Matokinajin naquit dans la région de l’Amérique du Nord qui devint les territoires du Minnesota et du Dakota. Les détails de son enfance demeurent obscurs. En 1862, après plusieurs décennies aux cours desquelles les traités furent mal administrés, les Sioux de la partie est de cette région furent appauvris et dépossédés de leurs terres au Minnesota et confinés dans des réserves temporaires. Finalement, lorsque la guerre de Sécession vint retarder encore davantage le versement des rentes prévues, certains Sioux (ou, pour les désigner de façon plus juste, certains Dakotas) s’emparèrent de vivres et de vêtements et s’insurgèrent, tuant des colons. La bande de Tatanka-najin, qui vivait le plus à l’ouest dans la région est du Dakota, ne participa pas à ce conflit. Le chef recueillit de nombreux Sioux en fuite, les conduisit vers l’ouest et vers le nord, jusqu’en territoire britannique. Dans cette diaspora, toutes sortes de bandes se dissocièrent et d’autres se formèrent au gré des mouvements de fuite dans les prairies.

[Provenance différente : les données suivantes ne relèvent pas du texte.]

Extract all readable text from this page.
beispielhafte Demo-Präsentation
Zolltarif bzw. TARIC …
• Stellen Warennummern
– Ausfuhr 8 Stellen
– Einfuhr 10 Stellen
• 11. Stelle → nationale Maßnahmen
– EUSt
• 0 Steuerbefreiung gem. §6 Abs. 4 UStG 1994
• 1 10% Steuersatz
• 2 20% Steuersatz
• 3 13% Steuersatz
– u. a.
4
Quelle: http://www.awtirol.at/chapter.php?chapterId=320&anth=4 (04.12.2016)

À la mort de Tatanka-najin, le 5 juin 1871, et conformément à la tradition familiale transmise par son père et son grand-père, Matokinajin prit le nom de son arrière-grand-père, Standing Buffalo. Connu sous le nom de Little Standing Buffalo, il devint le chef d’une portion des partisans sissetons et wahpetons du Nord qui avaient suivi son père. En 1872, lorsque sa bande vivait à Wood Mountain (Saskatchewan), il se rendit à Winnipeg, visitant d’autres Wahpetons et Santees sur son passage, et rencontra le lieutenant-gouverneur Alexander Morris* pour lui exposer son désir d’obtenir une réserve. Il déclara sa loyauté envers la Grande-Bretagne et sa demande fut transmise à Ottawa en décembre. Lorsque les commissaires responsables des traités arrivèrent à Fort Qu’Appelle pour y rencontrer les Cris des Plaines et les Sauteux, ils discutèrent également le 16 septembre 1874 avec des chefs sioux, notamment avec Little Standing Buffalo, qui confirma sa réticence à se déplacer vers l’est, au Manitoba, ou à rentrer aux États-Unis, position qu’il exposa de nouveau l’année suivante au commissaire William Joseph Christie*.

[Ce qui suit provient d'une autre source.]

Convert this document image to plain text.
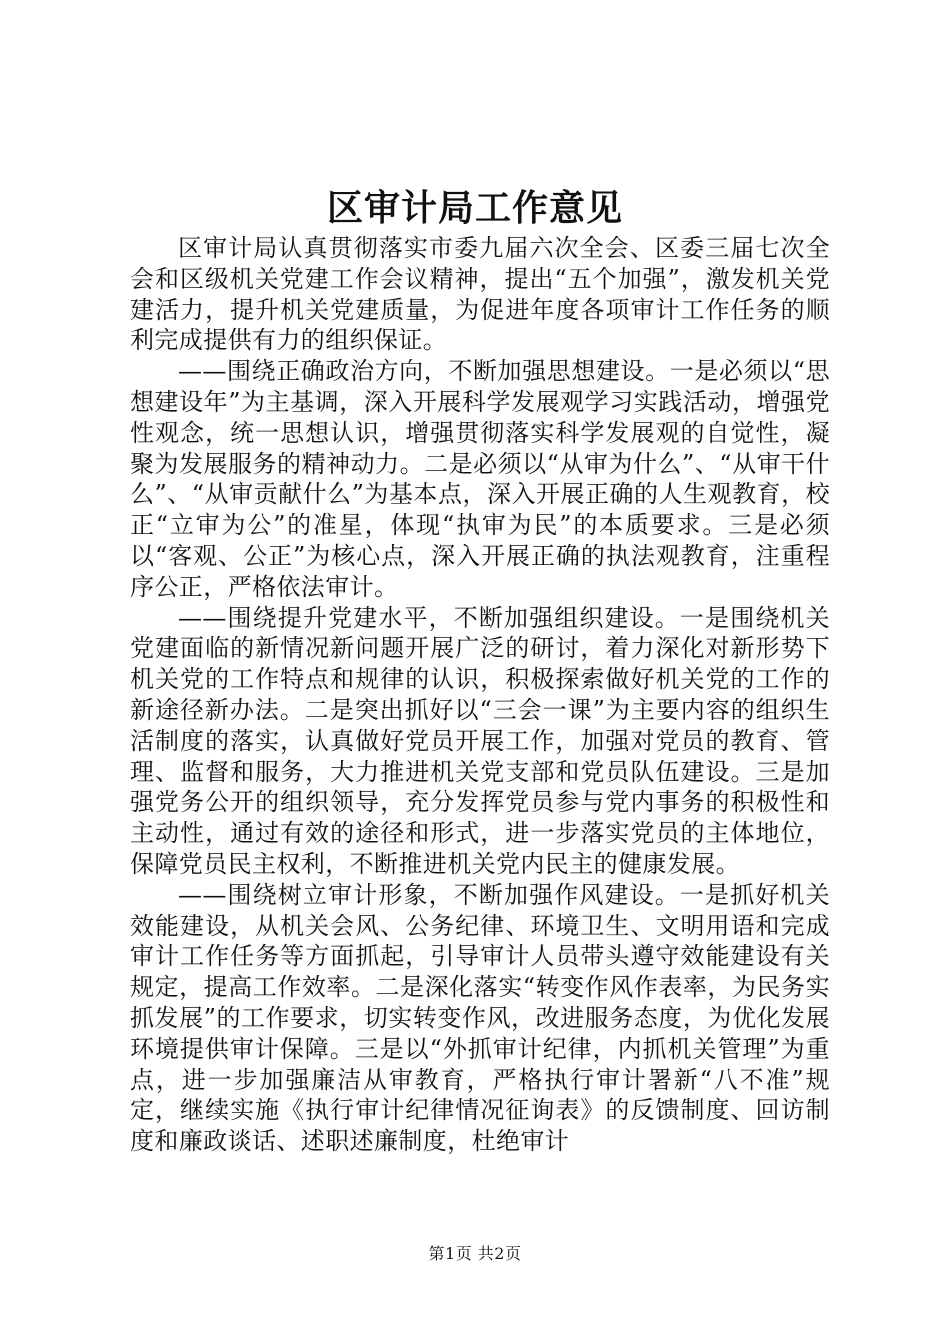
区审计局工作意见

区审计局认真贯彻落实市委九届六次全会、区委三届七次全会和区级机关党建工作会议精神，提出“五个加强”，激发机关党建活力，提升机关党建质量，为促进年度各项审计工作任务的顺利完成提供有力的组织保证。

——围绕正确政治方向，不断加强思想建设。一是必须以“思想建设年”为主基调，深入开展科学发展观学习实践活动，增强党性观念，统一思想认识，增强贯彻落实科学发展观的自觉性，凝聚为发展服务的精神动力。二是必须以“从审为什么”、“从审干什么”、“从审贡献什么”为基本点，深入开展正确的人生观教育，校正“立审为公”的准星，体现“执审为民”的本质要求。三是必须以“客观、公正”为核心点，深入开展正确的执法观教育，注重程序公正，严格依法审计。

——围绕提升党建水平，不断加强组织建设。一是围绕机关党建面临的新情况新问题开展广泛的研讨，着力深化对新形势下机关党的工作特点和规律的认识，积极探索做好机关党的工作的新途径新办法。二是突出抓好以“三会一课”为主要内容的组织生活制度的落实，认真做好党员开展工作，加强对党员的教育、管理、监督和服务，大力推进机关党支部和党员队伍建设。三是加强党务公开的组织领导，充分发挥党员参与党内事务的积极性和主动性，通过有效的途径和形式，进一步落实党员的主体地位，保障党员民主权利，不断推进机关党内民主的健康发展。

——围绕树立审计形象，不断加强作风建设。一是抓好机关效能建设，从机关会风、公务纪律、环境卫生、文明用语和完成审计工作任务等方面抓起，引导审计人员带头遵守效能建设有关规定，提高工作效率。二是深化落实“转变作风作表率，为民务实抓发展”的工作要求，切实转变作风，改进服务态度，为优化发展环境提供审计保障。三是以“外抓审计纪律，内抓机关管理”为重点，进一步加强廉洁从审教育，严格执行审计署新“八不准”规定，继续实施《执行审计纪律情况征询表》的反馈制度、回访制度和廉政谈话、述职述廉制度，杜绝审计

第1页 共2页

L’arrivée de Sitting Bull [Ta-tanka I-yotank*], qui fuyait l’armée américaine, en mai 1877, obligea de nombreux réfugiés sioux à ne plus rester neutres. Bien que les archives à ce sujet soient rares, il semble que Little Standing Buffalo et la plupart des membres de sa bande soient restés tout à fait à l’écart des groupes de Sitting Bull, dans l’espoir de renforcer leur demande de demeurer au Canada. La disette sévit en l’absence des bisons et, au printemps de 1877, Little Standing Buffalo rencontra le lieutenant-gouverneur David Laird* à Fort Pelly (Saskatchewan). Il lui indiqua sa préférence pour une réserve qui engloberait la coulée de la crique de Jumping Deer, au nord-ouest de Fort Qu’Appelle. Cette requête fut satisfaite le 22 janvier 1878 et la réserve indienne Standing Buffalo fut créée. Des semences et de l’outillage agricole furent fournis par les autorités fédérales, mais aucune autre aide matérielle ne s’ajouta pour l’hébergement ou l’agriculture, tandis que les Sissetons-Wahpetons troquaient leurs activités de chasse contre l’agriculture et le travail salarié pour des colons. Certaines femmes vendaient des objets d’artisanat aux stations ferroviaires pendant que d’autres travaillaient comme domestiques ou cuisinières. Les Américains tentèrent en 1882–1883 d’inciter les Amérindiens à rentrer aux États-Unis, mais leurs efforts furent vains, car les Canadiens insistèrent pour empêcher les troupes de traverser la frontière dans le but d’attirer les fuyards ou de les pourchasser.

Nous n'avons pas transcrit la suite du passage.